Se me complicó escribir estos días, caminamos y anduvimos mucho. Como también paramos mucho a mirar las diferentes postales a orillas del Tejo o en algún mirador de las colinas sobre las que se sitúa la ciudad. Lisboa se presta para esto y es tan hermoso y relajante como tirarse en los jardines de Champ de Mars a ver la Torre Eiffel. Y si alguno fue a los dos lugares no me va a dejar mentir.

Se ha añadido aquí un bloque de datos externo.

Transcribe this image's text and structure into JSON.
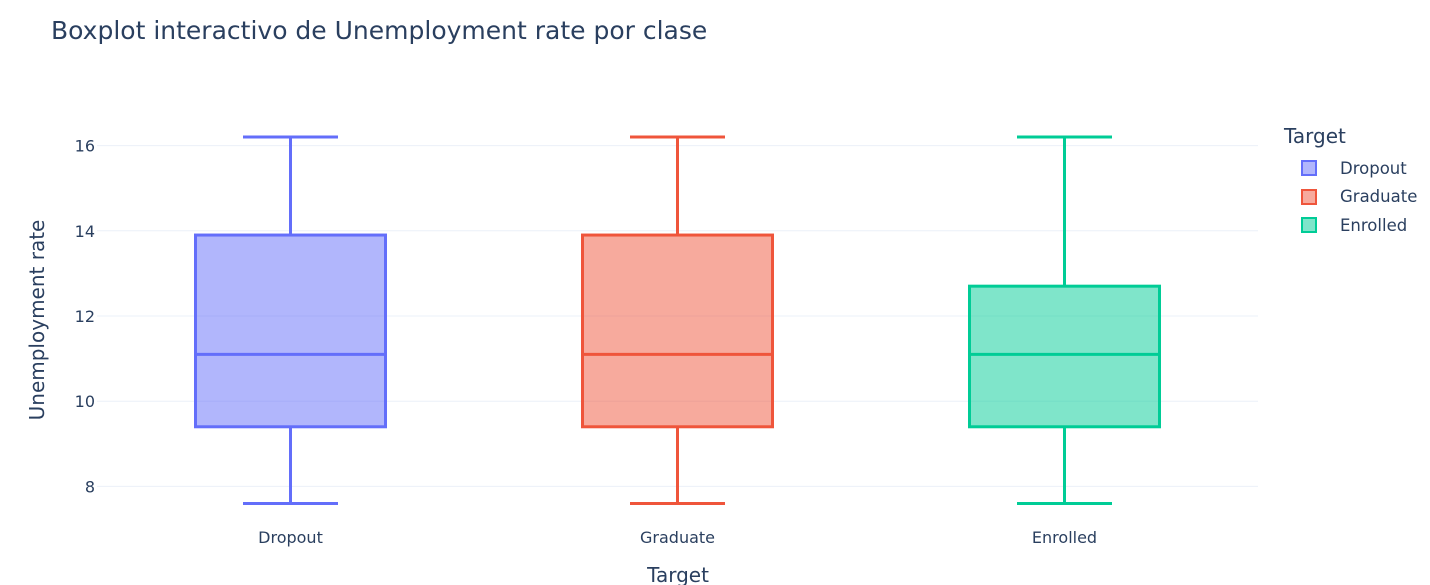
{
  "chart_data": {
    "type": "box",
    "title": "Boxplot interactivo de Unemployment rate por clase",
    "xlabel": "Target",
    "ylabel": "Unemployment rate",
    "categories": [
      "Dropout",
      "Graduate",
      "Enrolled"
    ],
    "ylim": [
      7.4,
      16.6
    ],
    "yticks": [
      8,
      10,
      12,
      14,
      16
    ],
    "grid": true,
    "legend": {
      "title": "Target",
      "placement": "top-right"
    },
    "series": [
      {
        "name": "Dropout",
        "color": "#636efa",
        "min": 7.6,
        "q1": 9.4,
        "median": 11.1,
        "q3": 13.9,
        "max": 16.2
      },
      {
        "name": "Graduate",
        "color": "#EF553B",
        "min": 7.6,
        "q1": 9.4,
        "median": 11.1,
        "q3": 13.9,
        "max": 16.2
      },
      {
        "name": "Enrolled",
        "color": "#00cc96",
        "min": 7.6,
        "q1": 9.4,
        "median": 11.1,
        "q3": 12.7,
        "max": 16.2
      }
    ]
  }
}
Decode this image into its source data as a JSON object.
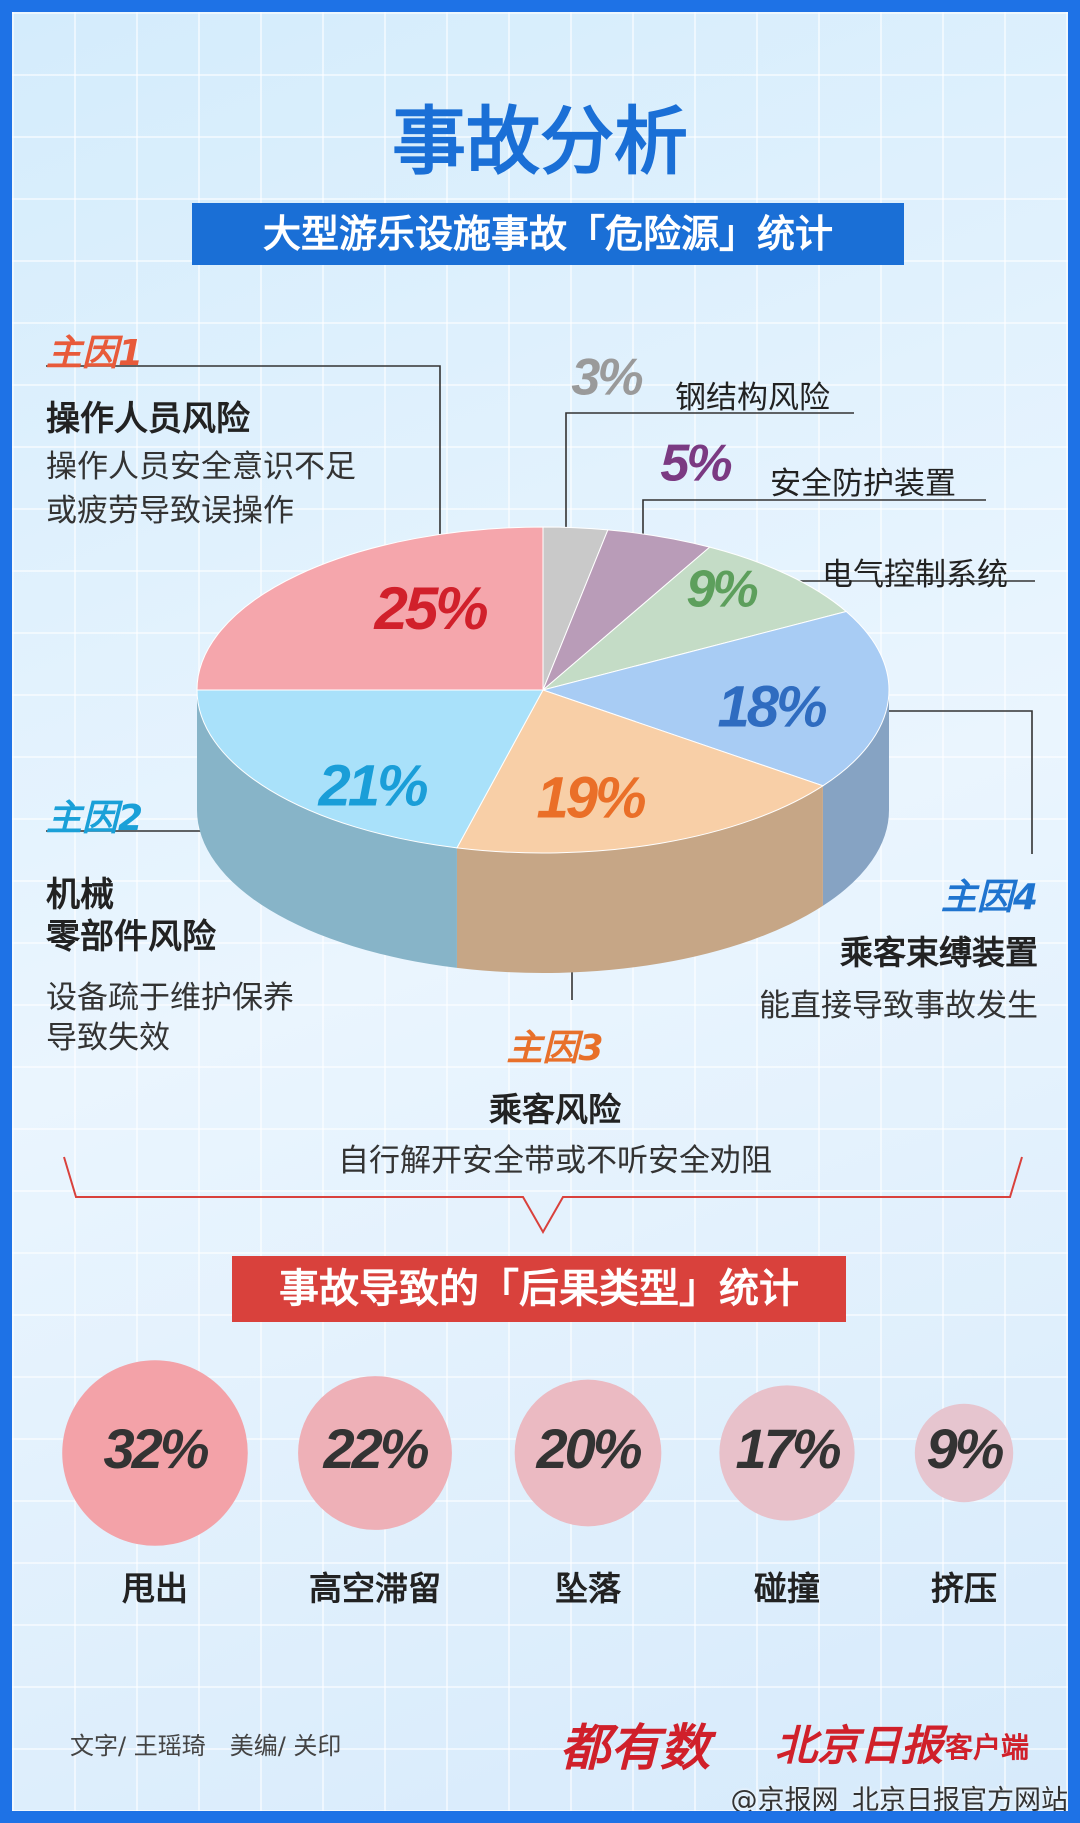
{
  "title": "事故分析",
  "chart_data": [
    {
      "type": "pie",
      "title": "大型游乐设施事故「危险源」统计",
      "categories": [
        "钢结构风险",
        "安全防护装置",
        "电气控制系统",
        "乘客束缚装置",
        "乘客风险",
        "机械\n零部件风险",
        "操作人员风险"
      ],
      "values": [
        3,
        5,
        9,
        18,
        19,
        21,
        25
      ],
      "value_labels": [
        "3%",
        "5%",
        "9%",
        "18%",
        "19%",
        "21%",
        "25%"
      ],
      "colors": [
        "#c9c9c9",
        "#b99cb8",
        "#c4dcc6",
        "#a8ccf4",
        "#f8cfa7",
        "#a9e1fa",
        "#f5a6ac"
      ],
      "label_colors": [
        "#9a9a9a",
        "#7b3a82",
        "#5d9f5c",
        "#2f6cc0",
        "#ea6f28",
        "#1a9ed8",
        "#d1202b"
      ],
      "cause_tags": [
        null,
        null,
        null,
        "主因4",
        "主因3",
        "主因2",
        "主因1"
      ],
      "descriptions": [
        null,
        null,
        null,
        "能直接导致事故发生",
        "自行解开安全带或不听安全劝阻",
        "设备疏于维护保养\n导致失效",
        "操作人员安全意识不足\n或疲劳导致误操作"
      ]
    },
    {
      "type": "bubble",
      "title": "事故导致的「后果类型」统计",
      "categories": [
        "甩出",
        "高空滞留",
        "坠落",
        "碰撞",
        "挤压"
      ],
      "values": [
        32,
        22,
        20,
        17,
        9
      ],
      "value_labels": [
        "32%",
        "22%",
        "20%",
        "17%",
        "9%"
      ],
      "colors": [
        "#f3a2a8",
        "#eeb0b7",
        "#ebbac2",
        "#e8c1ca",
        "#e6c5cf"
      ]
    }
  ],
  "footer": {
    "credits": "文字/ 王瑶琦　美编/ 关印",
    "brand": "都有数",
    "outlet": "北京日报",
    "outlet_suffix": "客户端",
    "watermark": "@京报网_北京日报官方网站"
  }
}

Como cada mañana después de un buen desayuno salimos, pero esta vez sin rumbo fijo o eso creía Julieta cuando la noche anterior vimos los lugares que podíamos visitar. Lo cierto es que caminamos río abajo en busca de la Torre de Belém, patrimonial mundial de la UNESCO. Construida bajo el reinado de Manuel I de Portugal, y sirvió como centro de recaudación de impuestos para ingresar a la ciudad. Antes pasamos por el Padrão dos Descobrimentos, construido para conmemorar los 500 años de la muerte de Enrique el Navegante, como forma de reconocer a los expedicionistas portugueses que tantas aguas navegaron. Y después de ver la Torre, vimos el cambio de guardia en la entrada al Museo Naval.
A la vuelta almorzamos tipo 3 de la tarde en un bar sobre el río, un Bacalao con papas rústicas y antes de volver una lluvia de cinco minutos amenazó con robarnos la tarde. Caminamos un poco más hasta detenernos a descansar un poco, apreciar el río, los pescadores y la gente que por allí pasaba.
Volvimos al hostel a relajarnos y cambiarnos para volver a salir, pero esta vez para conocer la vida nocturna de Lisboa. Fuimos a cenar a la Tasca de Manel para probar la típica comida portuguesa y después recorrimos las callecitas del Bairro Alto para terminar tomando una cervecita entre la gente que va de bar en bar buscando nuevos tragos y nuevas personas para conversar. Un lugar sin igual, con mucha vida y energía positiva. Eso sí, en Lisboa, en cada esquina, te ofrecen marihuana y coca como si te vendieran lentes o souvenires. Pero con un NO, solos se alejan y van a buscar otro potencial comprador.